Now that the summer is ending, and the fall tv season is around the corner, I wanted to look back at what I watched over the holidays. Though I technically watched all these shows on my TV, none of them were actually broadcast over the summer. The shows I enjoyed (The Night Manager, Black-ish, Star Trek: The Next Generation, The Get Down, and Stranger Things) were all either streamed on Netflix, or downloaded from iTunes. I almost feel bad for the broadcast networks–let’s hope they really step up their games this fall.
The Night Manager
At first I was not going to watch this BBC/AMC series, which is an adaptation of a John LeCarre novel (mainly because I had a terrible — painfully trying to stay awake for the whole thing — experience watching the Gary-Oldman-starring adaptation of LeCarre’s Tinker Tailor Soldier Spy).

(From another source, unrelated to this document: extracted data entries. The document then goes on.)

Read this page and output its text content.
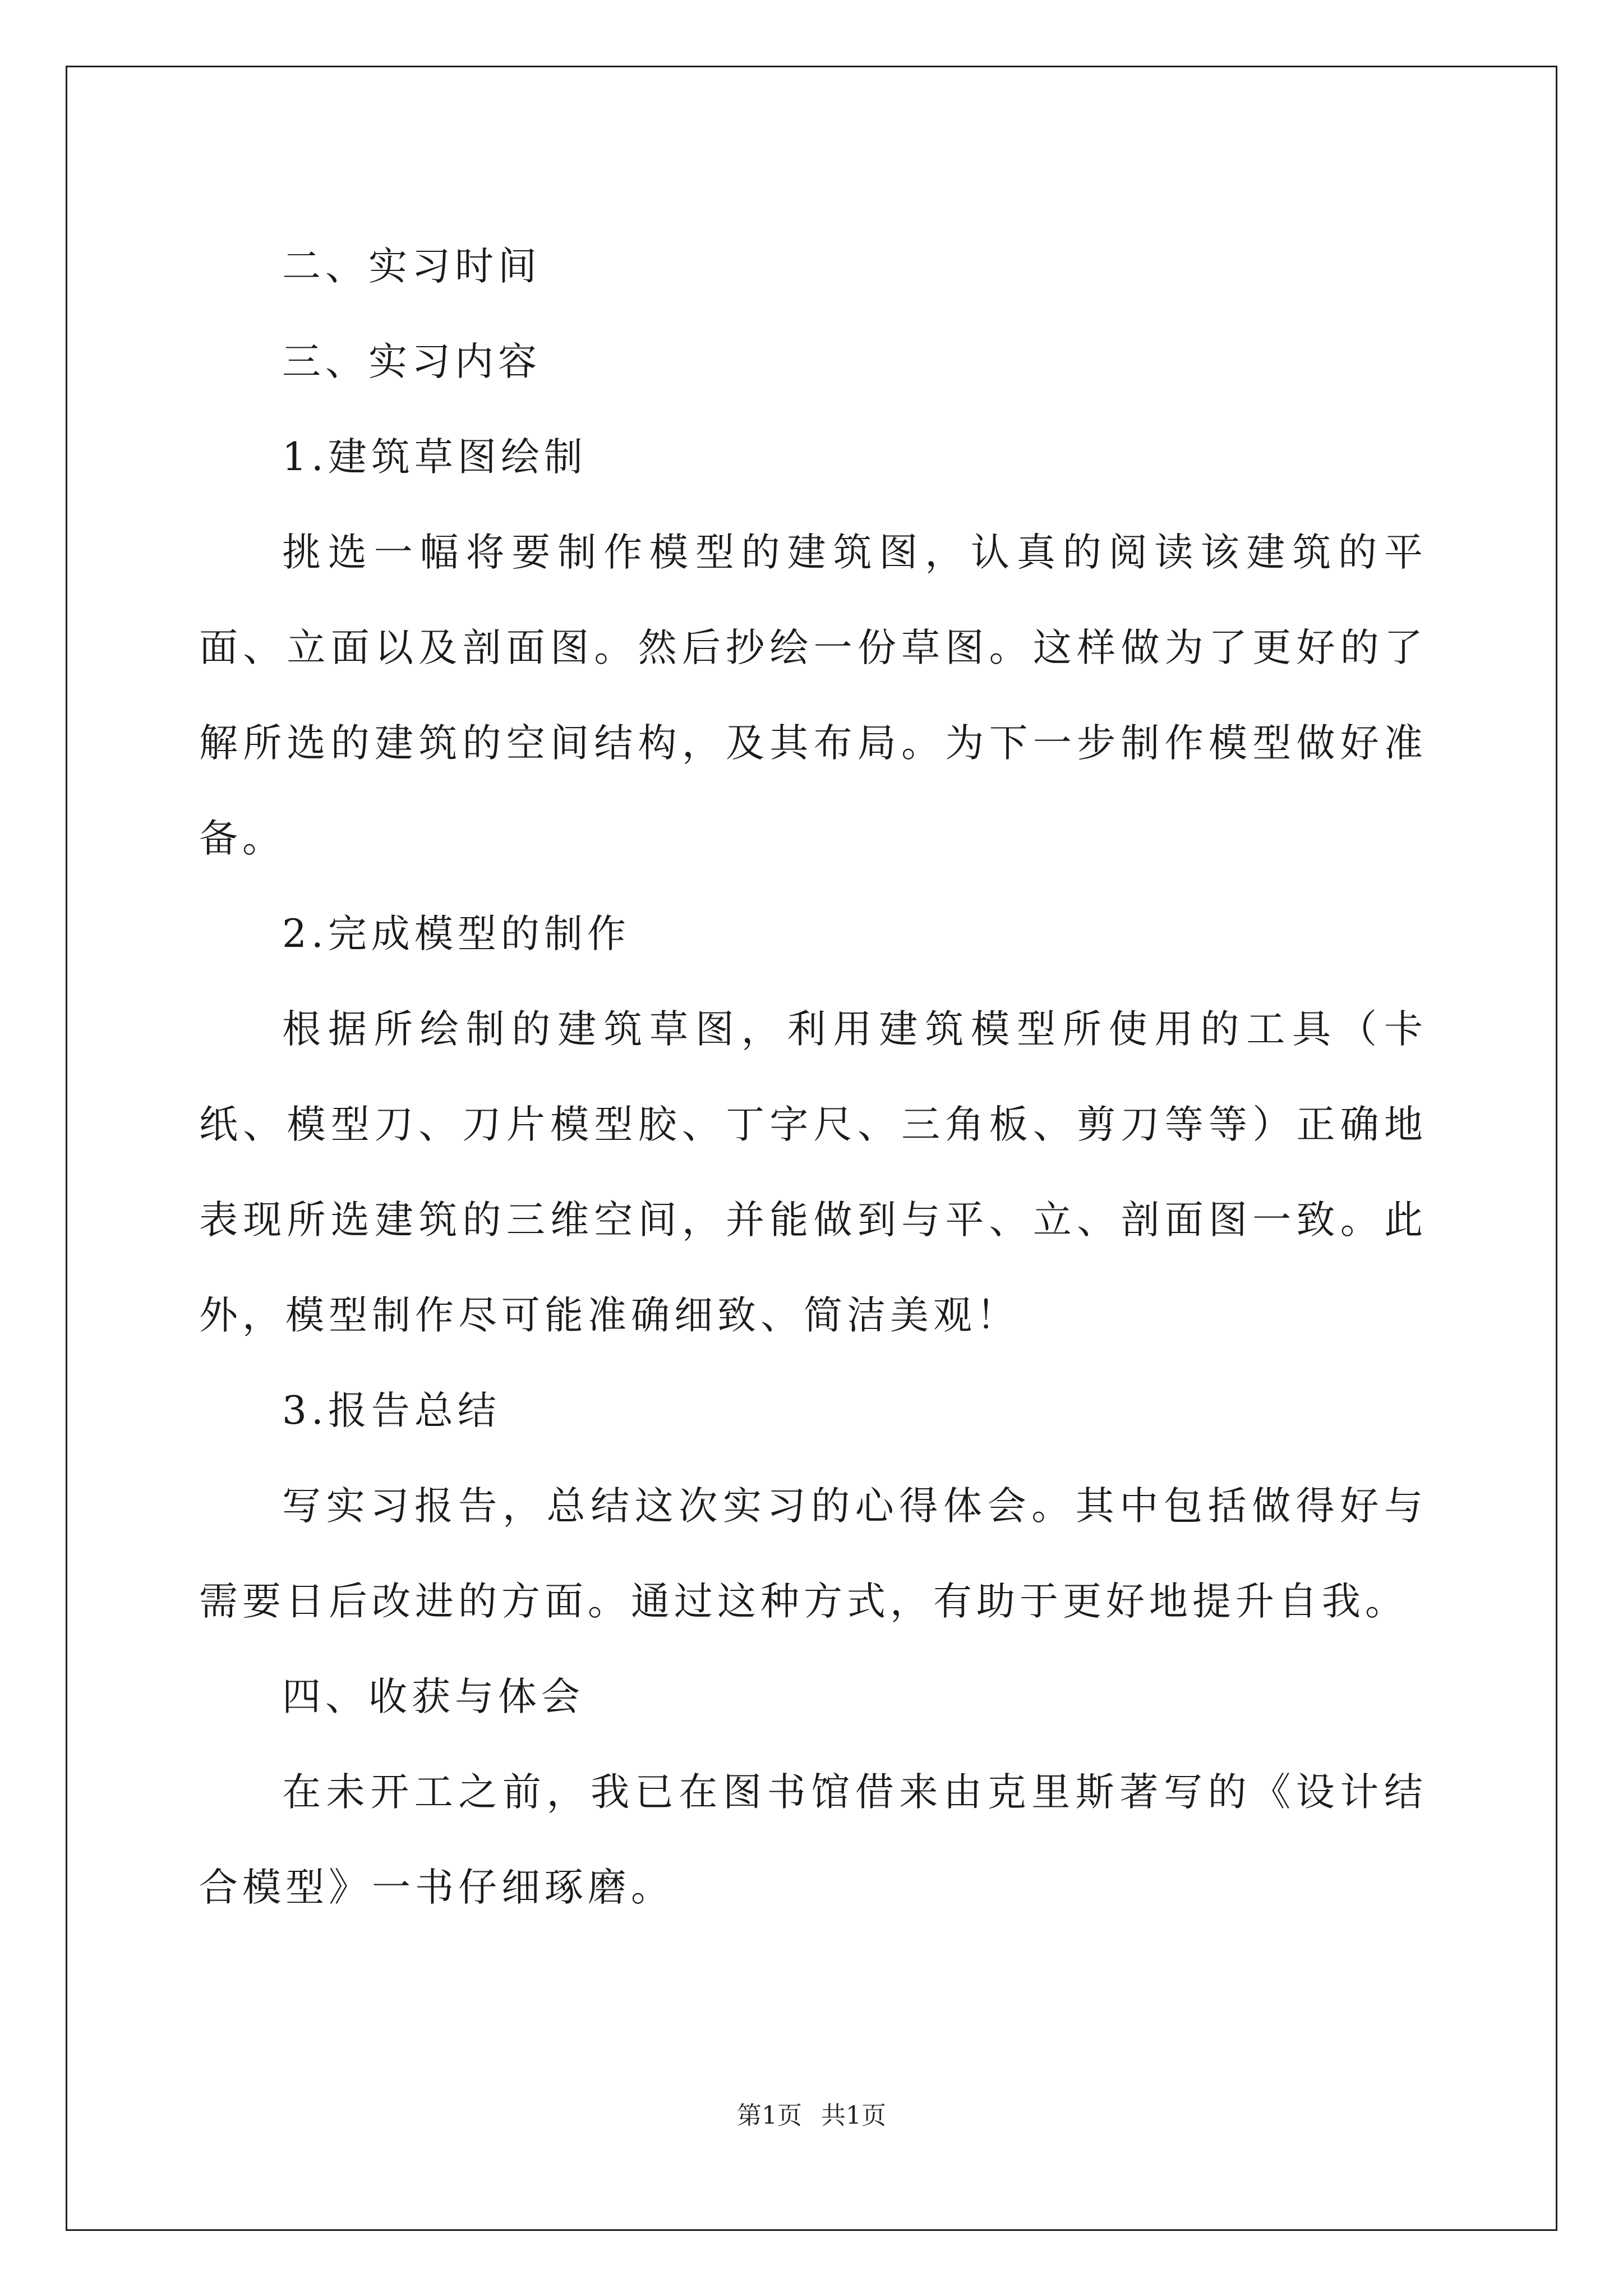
二、实习时间

三、实习内容

1.建筑草图绘制

挑选一幅将要制作模型的建筑图，认真的阅读该建筑的平面、立面以及剖面图。然后抄绘一份草图。这样做为了更好的了解所选的建筑的空间结构，及其布局。为下一步制作模型做好准备。

2.完成模型的制作

根据所绘制的建筑草图，利用建筑模型所使用的工具（卡纸、模型刀、刀片模型胶、丁字尺、三角板、剪刀等等）正确地表现所选建筑的三维空间，并能做到与平、立、剖面图一致。此外，模型制作尽可能准确细致、简洁美观！

3.报告总结

写实习报告，总结这次实习的心得体会。其中包括做得好与需要日后改进的方面。通过这种方式，有助于更好地提升自我。

四、收获与体会

在未开工之前，我已在图书馆借来由克里斯著写的《设计结合模型》一书仔细琢磨。

第1页 共1页
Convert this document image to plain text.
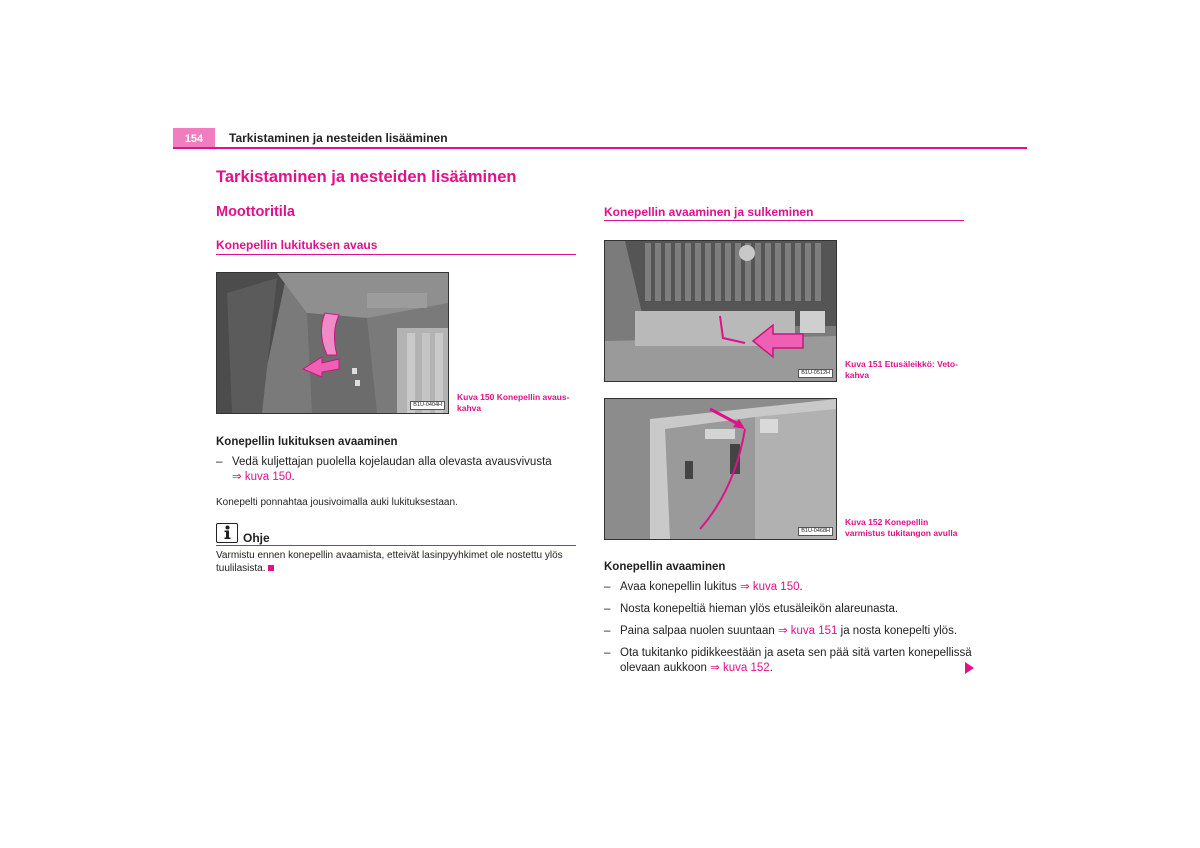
154	Tarkistaminen ja nesteiden lisääminen
Tarkistaminen ja nesteiden lisääminen
Moottoritila
Konepellin lukituksen avaus
B1U-0404H
Kuva 150 Konepellin avaus-
kahva
Konepellin lukituksen avaaminen
– Vedä kuljettajan puolella kojelaudan alla olevasta avausvivusta
⇒ kuva 150.
Konepelti ponnahtaa jousivoimalla auki lukituksestaan.
Ohje
Varmistu ennen konepellin avaamista, etteivät lasinpyyhkimet ole nostettu ylös
tuulilasista.
Konepellin avaaminen ja sulkeminen
B1U-0512H
Kuva 151 Etusäleikkö: Veto-
kahva
B1U-0468H
Kuva 152 Konepellin
varmistus tukitangon avulla
Konepellin avaaminen
– Avaa konepellin lukitus ⇒ kuva 150.
– Nosta konepeltiä hieman ylös etusäleikön alareunasta.
– Paina salpaa nuolen suuntaan ⇒ kuva 151 ja nosta konepelti ylös.
– Ota tukitanko pidikkeestään ja aseta sen pää sitä varten konepellissä
olevaan aukkoon ⇒ kuva 152.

However, a friend told me that this series was good; and I am really starting to enjoy Tom Hiddleston (he’s replaced Daniel Craig as my new model of style and coolness — despite his tabloid-bait relationship with Taylor Swift). He plays the title character, a hotel night manager (and former soldier) who gets recruited by a government agency to infiltrate the organization of an international arms dealer (played by Hugh Laurie from House). Despite the potentially action-packed premise, the series is not full of explosions and gunplay but rather more about subtle interactions and dialogue between characters. Sometimes I really enjoy those kinds of shows, but they need to have the right blend of style and substance, which this show definitely does. The characters are nicely written and the dialogue often has a delicate cat-and-mouse feel to it, so you are never quite sure what each character knows or suspects. There are just a sprinkling of nail-biter scenes, but suspense is only one of the many things that the viewer experiences from this show. As far as style, the visuals are amazing: scenery is lovely, and the villas and hotels are a slick and luxuriant backdrop. If you ever found Hiddleston the least bit charming, this role will win you over without doubt. Even the Bond-esque opening credits where bombs and guns morph into pearls and champagne are totally winning (4.5 out of 5)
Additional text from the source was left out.